While I appreciate loving and hopeful books and agree with many reviewers, I propose a different reading of the picturebook’s contents in relation to agency and curiosity. More specifically, I also want to counter-argue an anti-curiosity moral within the picturebook. 

Central in the case of curiosity is “the relationship between structure (the organization and regulation of society) and agency (the individual’s right to, and possibly of, acting independently).” The notion of hierarchy enables and restricts the child’s agency (James 43). In the case of Vosje, the paternal authority is the structure, and Vosje’s curiosity represents the agency. The picturebook repeatedly includes the father’s phrase that roughly translates to curiosity will kill you. Through his dream, the reader learns that Vosje fails to understand the meaning of his father’s warning, which occasionally gets him into trouble. On the first occasion, Vosje gets his head stuck in a glass jar after trying to discover its contents. He gains an understanding of his father’s warning, yet this does not stop him from curiously following the butterflies later. On the one hand, there is the overarching voice of the father (the structure), on the other hand, there is an agentic little fox who deliberately chooses – and has the opportunity to – ignore these warnings. Yet the anti-curiosity, and therefore anti-agency, reading from the text is present in the ending. The book concludes with a father-knows-best narrative where Vosje decides to refrain from following butterflies again. In a sense, the picturebook portrays a non-human animal “becoming” through its idea that Vosje is exploring the wonders of the world before presumably growing up into a responsible adult like his parents. Vosje’s encounters with negative results of his “epistemic curiosity” could suggest that the child is better off within the safety of parental protection, and while the story ends on a positive note, the reader could be left to wonder if Vosje’s curiosity was worth – nearly – dying for. 

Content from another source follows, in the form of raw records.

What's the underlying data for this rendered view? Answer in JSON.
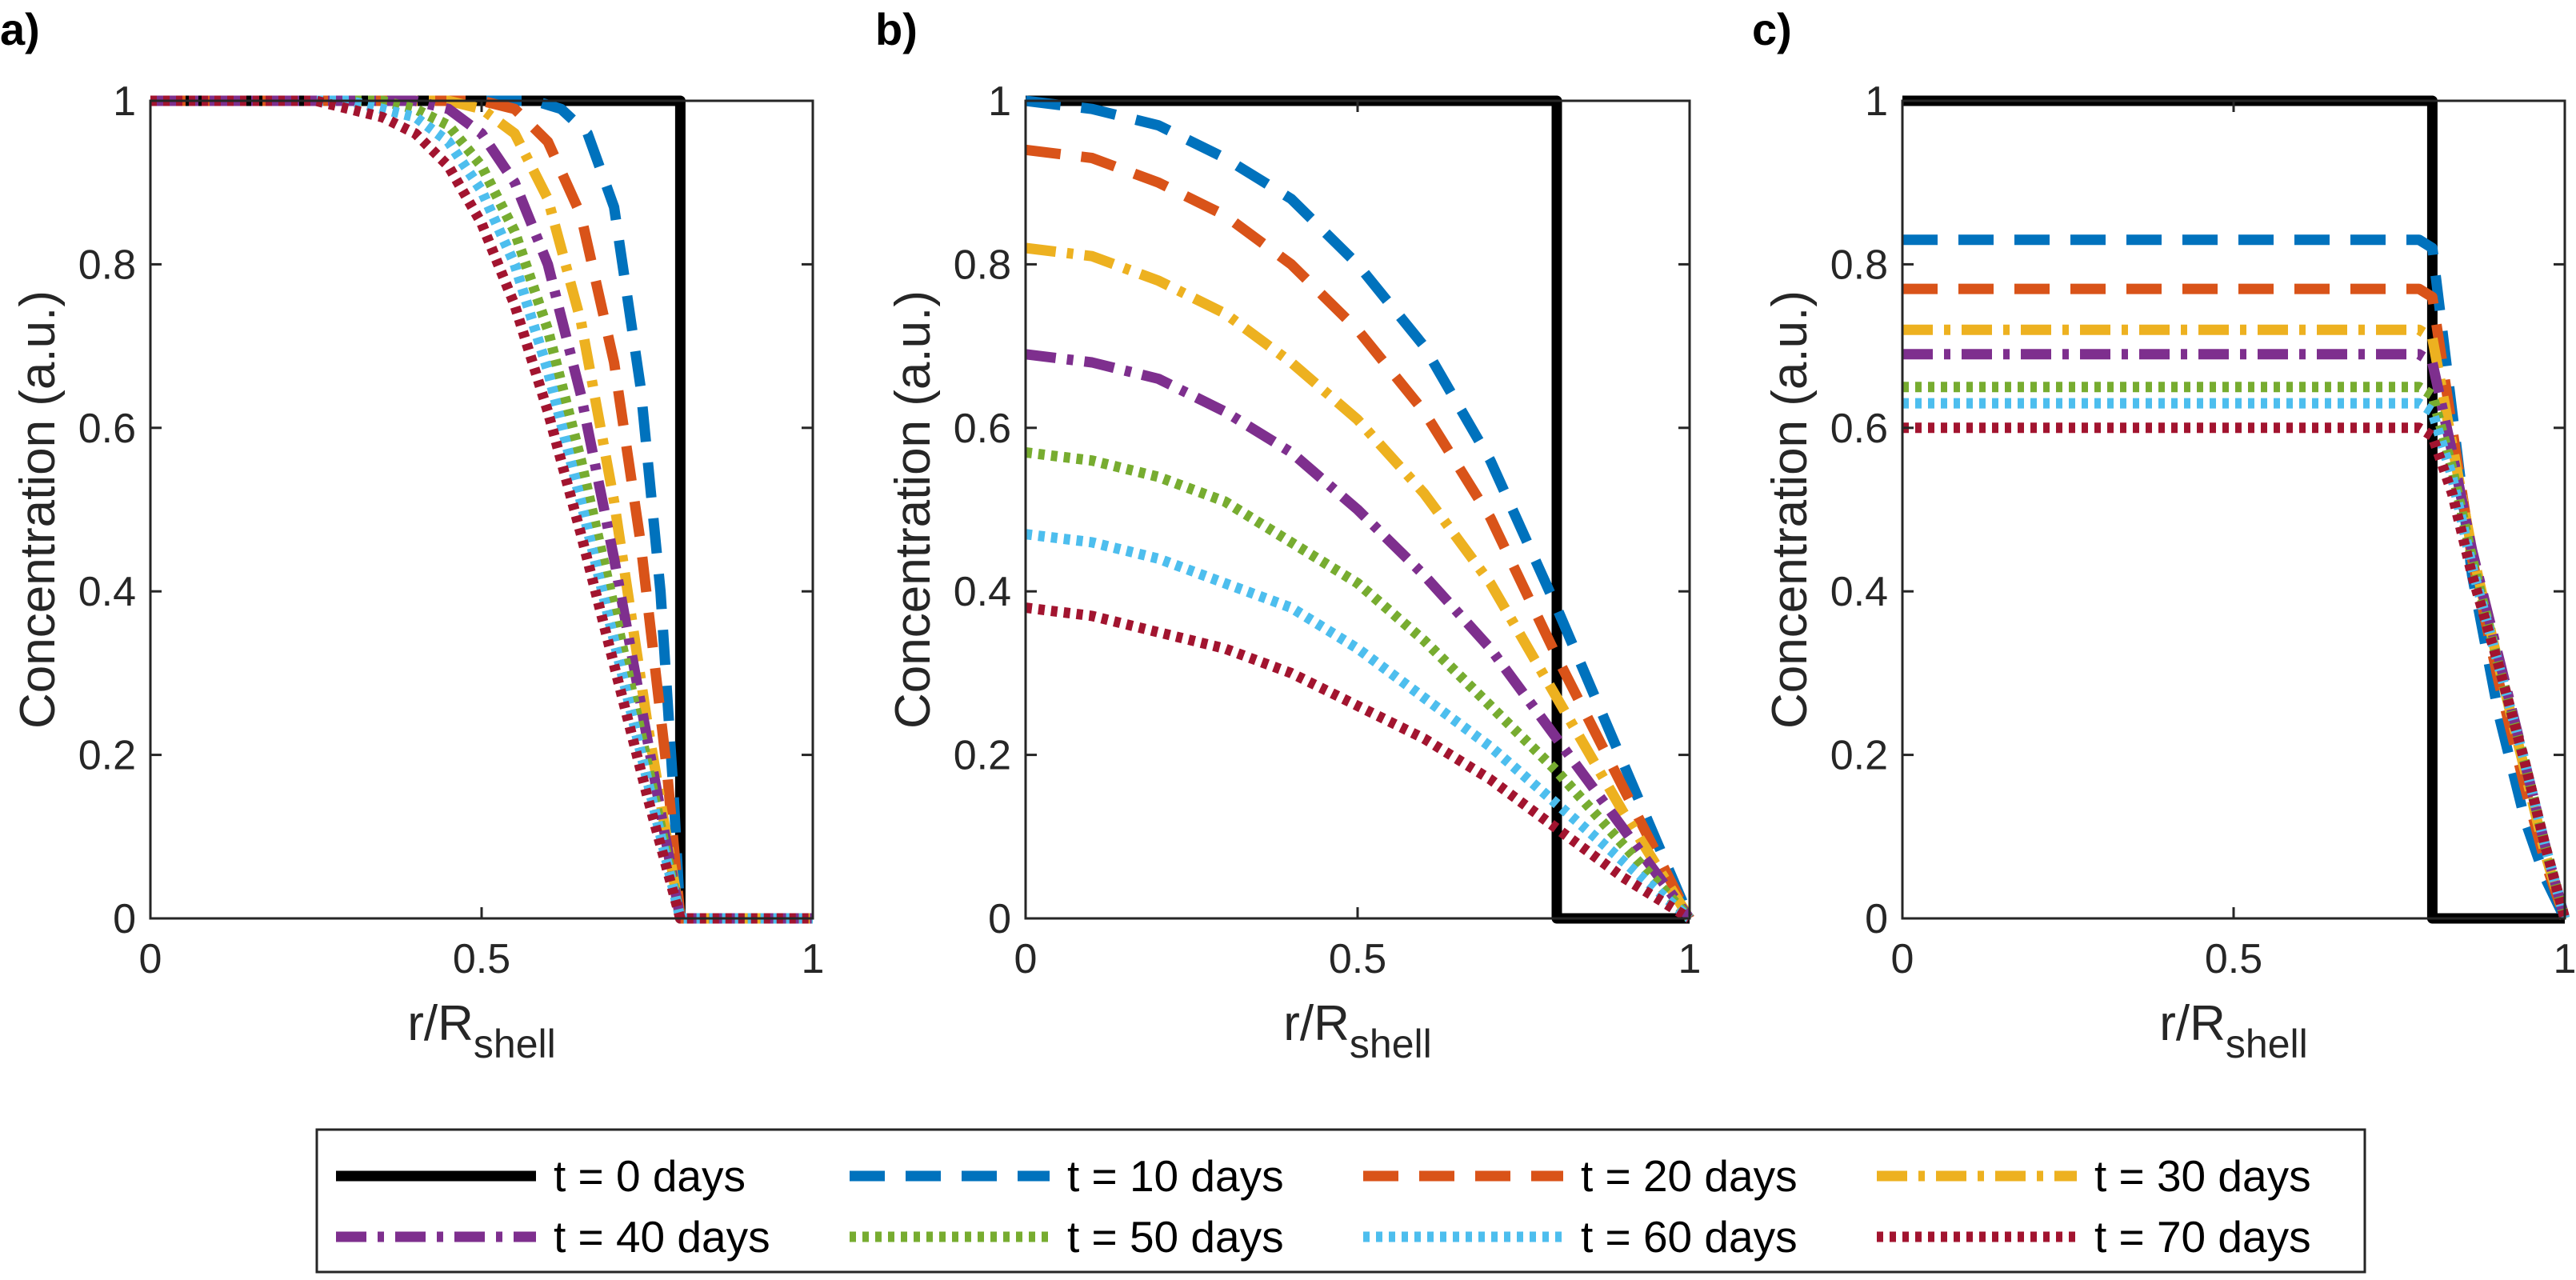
{
  "series_style": [
    {
      "name": "t = 0 days",
      "color": "#000000",
      "dash": "solid"
    },
    {
      "name": "t = 10 days",
      "color": "#0072BD",
      "dash": "dashed"
    },
    {
      "name": "t = 20 days",
      "color": "#D95319",
      "dash": "dashed"
    },
    {
      "name": "t = 30 days",
      "color": "#EDB120",
      "dash": "dash-dot"
    },
    {
      "name": "t = 40 days",
      "color": "#7E2F8E",
      "dash": "dash-dot"
    },
    {
      "name": "t = 50 days",
      "color": "#77AC30",
      "dash": "dotted"
    },
    {
      "name": "t = 60 days",
      "color": "#4DBEEE",
      "dash": "dotted"
    },
    {
      "name": "t = 70 days",
      "color": "#A2142F",
      "dash": "dotted"
    }
  ],
  "legend": {
    "placement": "bottom",
    "entries": [
      "t = 0 days",
      "t = 10 days",
      "t = 20 days",
      "t = 30 days",
      "t = 40 days",
      "t = 50 days",
      "t = 60 days",
      "t = 70 days"
    ]
  },
  "chart_data": [
    {
      "type": "line",
      "panel_label": "a)",
      "xlabel": "r/R",
      "xlabel_sub": "shell",
      "ylabel": "Concentration (a.u.)",
      "xlim": [
        0,
        1
      ],
      "ylim": [
        0,
        1
      ],
      "xticks": [
        "0",
        "0.5",
        "1"
      ],
      "yticks": [
        "0",
        "0.2",
        "0.4",
        "0.6",
        "0.8",
        "1"
      ],
      "grid": false,
      "series": [
        {
          "name": "t = 0 days",
          "x": [
            0,
            0.8,
            0.8,
            1
          ],
          "y": [
            1,
            1,
            0,
            0
          ]
        },
        {
          "name": "t = 10 days",
          "x": [
            0,
            0.58,
            0.62,
            0.66,
            0.7,
            0.74,
            0.77,
            0.79,
            0.8,
            1
          ],
          "y": [
            1,
            1,
            0.99,
            0.96,
            0.87,
            0.65,
            0.4,
            0.15,
            0,
            0
          ]
        },
        {
          "name": "t = 20 days",
          "x": [
            0,
            0.5,
            0.55,
            0.6,
            0.65,
            0.7,
            0.74,
            0.78,
            0.8,
            1
          ],
          "y": [
            1,
            1,
            0.99,
            0.95,
            0.86,
            0.68,
            0.46,
            0.18,
            0,
            0
          ]
        },
        {
          "name": "t = 30 days",
          "x": [
            0,
            0.45,
            0.5,
            0.55,
            0.6,
            0.65,
            0.7,
            0.75,
            0.8,
            1
          ],
          "y": [
            1,
            1,
            0.99,
            0.96,
            0.88,
            0.73,
            0.51,
            0.24,
            0,
            0
          ]
        },
        {
          "name": "t = 40 days",
          "x": [
            0,
            0.4,
            0.45,
            0.5,
            0.55,
            0.6,
            0.65,
            0.7,
            0.75,
            0.8,
            1
          ],
          "y": [
            1,
            1,
            0.99,
            0.96,
            0.9,
            0.8,
            0.64,
            0.44,
            0.22,
            0,
            0
          ]
        },
        {
          "name": "t = 50 days",
          "x": [
            0,
            0.35,
            0.4,
            0.45,
            0.5,
            0.55,
            0.6,
            0.65,
            0.7,
            0.75,
            0.8,
            1
          ],
          "y": [
            1,
            1,
            0.99,
            0.97,
            0.92,
            0.84,
            0.72,
            0.56,
            0.38,
            0.19,
            0,
            0
          ]
        },
        {
          "name": "t = 60 days",
          "x": [
            0,
            0.3,
            0.35,
            0.4,
            0.45,
            0.5,
            0.55,
            0.6,
            0.65,
            0.7,
            0.75,
            0.8,
            1
          ],
          "y": [
            1,
            1,
            0.99,
            0.98,
            0.95,
            0.89,
            0.8,
            0.67,
            0.51,
            0.34,
            0.17,
            0,
            0
          ]
        },
        {
          "name": "t = 70 days",
          "x": [
            0,
            0.25,
            0.3,
            0.35,
            0.4,
            0.45,
            0.5,
            0.55,
            0.6,
            0.65,
            0.7,
            0.75,
            0.8,
            1
          ],
          "y": [
            1,
            1,
            0.99,
            0.98,
            0.96,
            0.92,
            0.85,
            0.75,
            0.62,
            0.47,
            0.31,
            0.15,
            0,
            0
          ]
        }
      ]
    },
    {
      "type": "line",
      "panel_label": "b)",
      "xlabel": "r/R",
      "xlabel_sub": "shell",
      "ylabel": "Concentration (a.u.)",
      "xlim": [
        0,
        1
      ],
      "ylim": [
        0,
        1
      ],
      "xticks": [
        "0",
        "0.5",
        "1"
      ],
      "yticks": [
        "0",
        "0.2",
        "0.4",
        "0.6",
        "0.8",
        "1"
      ],
      "grid": false,
      "series": [
        {
          "name": "t = 0 days",
          "x": [
            0,
            0.8,
            0.8,
            1
          ],
          "y": [
            1,
            1,
            0,
            0
          ]
        },
        {
          "name": "t = 10 days",
          "x": [
            0,
            0.1,
            0.2,
            0.3,
            0.4,
            0.5,
            0.6,
            0.7,
            0.8,
            0.9,
            1.0
          ],
          "y": [
            1.0,
            0.99,
            0.97,
            0.93,
            0.88,
            0.8,
            0.7,
            0.56,
            0.38,
            0.19,
            0.0
          ]
        },
        {
          "name": "t = 20 days",
          "x": [
            0,
            0.1,
            0.2,
            0.3,
            0.4,
            0.5,
            0.6,
            0.7,
            0.8,
            0.9,
            1.0
          ],
          "y": [
            0.94,
            0.93,
            0.9,
            0.86,
            0.8,
            0.72,
            0.62,
            0.49,
            0.32,
            0.16,
            0.0
          ]
        },
        {
          "name": "t = 30 days",
          "x": [
            0,
            0.1,
            0.2,
            0.3,
            0.4,
            0.5,
            0.6,
            0.7,
            0.8,
            0.9,
            1.0
          ],
          "y": [
            0.82,
            0.81,
            0.78,
            0.74,
            0.68,
            0.61,
            0.52,
            0.41,
            0.27,
            0.13,
            0.0
          ]
        },
        {
          "name": "t = 40 days",
          "x": [
            0,
            0.1,
            0.2,
            0.3,
            0.4,
            0.5,
            0.6,
            0.7,
            0.8,
            0.9,
            1.0
          ],
          "y": [
            0.69,
            0.68,
            0.66,
            0.62,
            0.57,
            0.5,
            0.42,
            0.33,
            0.22,
            0.11,
            0.0
          ]
        },
        {
          "name": "t = 50 days",
          "x": [
            0,
            0.1,
            0.2,
            0.3,
            0.4,
            0.5,
            0.6,
            0.7,
            0.8,
            0.9,
            1.0
          ],
          "y": [
            0.57,
            0.56,
            0.54,
            0.51,
            0.46,
            0.41,
            0.34,
            0.26,
            0.18,
            0.09,
            0.0
          ]
        },
        {
          "name": "t = 60 days",
          "x": [
            0,
            0.1,
            0.2,
            0.3,
            0.4,
            0.5,
            0.6,
            0.7,
            0.8,
            0.9,
            1.0
          ],
          "y": [
            0.47,
            0.46,
            0.44,
            0.41,
            0.38,
            0.33,
            0.27,
            0.21,
            0.14,
            0.07,
            0.0
          ]
        },
        {
          "name": "t = 70 days",
          "x": [
            0,
            0.1,
            0.2,
            0.3,
            0.4,
            0.5,
            0.6,
            0.7,
            0.8,
            0.9,
            1.0
          ],
          "y": [
            0.38,
            0.37,
            0.35,
            0.33,
            0.3,
            0.26,
            0.22,
            0.17,
            0.11,
            0.05,
            0.0
          ]
        }
      ]
    },
    {
      "type": "line",
      "panel_label": "c)",
      "xlabel": "r/R",
      "xlabel_sub": "shell",
      "ylabel": "Concentration (a.u.)",
      "xlim": [
        0,
        1
      ],
      "ylim": [
        0,
        1
      ],
      "xticks": [
        "0",
        "0.5",
        "1"
      ],
      "yticks": [
        "0",
        "0.2",
        "0.4",
        "0.6",
        "0.8",
        "1"
      ],
      "grid": false,
      "series": [
        {
          "name": "t = 0 days",
          "x": [
            0,
            0.8,
            0.8,
            1
          ],
          "y": [
            1,
            1,
            0,
            0
          ]
        },
        {
          "name": "t = 10 days",
          "x": [
            0,
            0.78,
            0.8,
            0.83,
            0.86,
            0.9,
            0.94,
            0.97,
            1.0
          ],
          "y": [
            0.83,
            0.83,
            0.82,
            0.62,
            0.42,
            0.25,
            0.12,
            0.05,
            0.0
          ]
        },
        {
          "name": "t = 20 days",
          "x": [
            0,
            0.78,
            0.8,
            0.83,
            0.86,
            0.9,
            0.94,
            0.97,
            1.0
          ],
          "y": [
            0.77,
            0.77,
            0.76,
            0.6,
            0.44,
            0.29,
            0.16,
            0.07,
            0.0
          ]
        },
        {
          "name": "t = 30 days",
          "x": [
            0,
            0.78,
            0.8,
            0.83,
            0.86,
            0.9,
            0.94,
            0.97,
            1.0
          ],
          "y": [
            0.72,
            0.72,
            0.71,
            0.58,
            0.45,
            0.31,
            0.18,
            0.08,
            0.0
          ]
        },
        {
          "name": "t = 40 days",
          "x": [
            0,
            0.78,
            0.8,
            0.83,
            0.86,
            0.9,
            0.94,
            0.97,
            1.0
          ],
          "y": [
            0.69,
            0.69,
            0.68,
            0.57,
            0.45,
            0.32,
            0.19,
            0.09,
            0.0
          ]
        },
        {
          "name": "t = 50 days",
          "x": [
            0,
            0.78,
            0.8,
            0.83,
            0.86,
            0.9,
            0.94,
            0.97,
            1.0
          ],
          "y": [
            0.65,
            0.65,
            0.64,
            0.55,
            0.44,
            0.31,
            0.19,
            0.09,
            0.0
          ]
        },
        {
          "name": "t = 60 days",
          "x": [
            0,
            0.78,
            0.8,
            0.83,
            0.86,
            0.9,
            0.94,
            0.97,
            1.0
          ],
          "y": [
            0.63,
            0.63,
            0.62,
            0.54,
            0.43,
            0.31,
            0.19,
            0.09,
            0.0
          ]
        },
        {
          "name": "t = 70 days",
          "x": [
            0,
            0.78,
            0.8,
            0.83,
            0.86,
            0.9,
            0.94,
            0.97,
            1.0
          ],
          "y": [
            0.6,
            0.6,
            0.59,
            0.52,
            0.42,
            0.31,
            0.19,
            0.09,
            0.0
          ]
        }
      ]
    }
  ]
}
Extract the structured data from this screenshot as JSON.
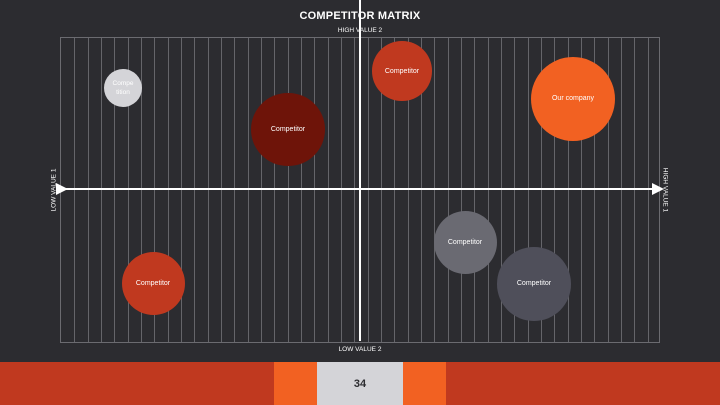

In conclusion, Vosje illustrates the ongoing tension between safety and curiosity in children’s agency. This duality raises the question of whether the story promotes exploration or obedience. While the father warns his child, the little fox still has the agency to explore. The child reader is not merely a passive recipient of the text’s ideology; the overarching moral may encourage the child to explore or to reinforce the idea that a child should always listen to their parents. To not finish on this critical note, I want to encourage you all to pick up this book and enjoy the incredible art of Tolman and the beautiful text written by Van de Vendel. Though this article provided a counter reading of the common interpretation, Vosje is an adorable picturebook about exploration and curiosity. It also teaches that while you may not always make the right decision, most unfortunate situations sort themselves out. It may just remind you not to chase those purple butterflies again.”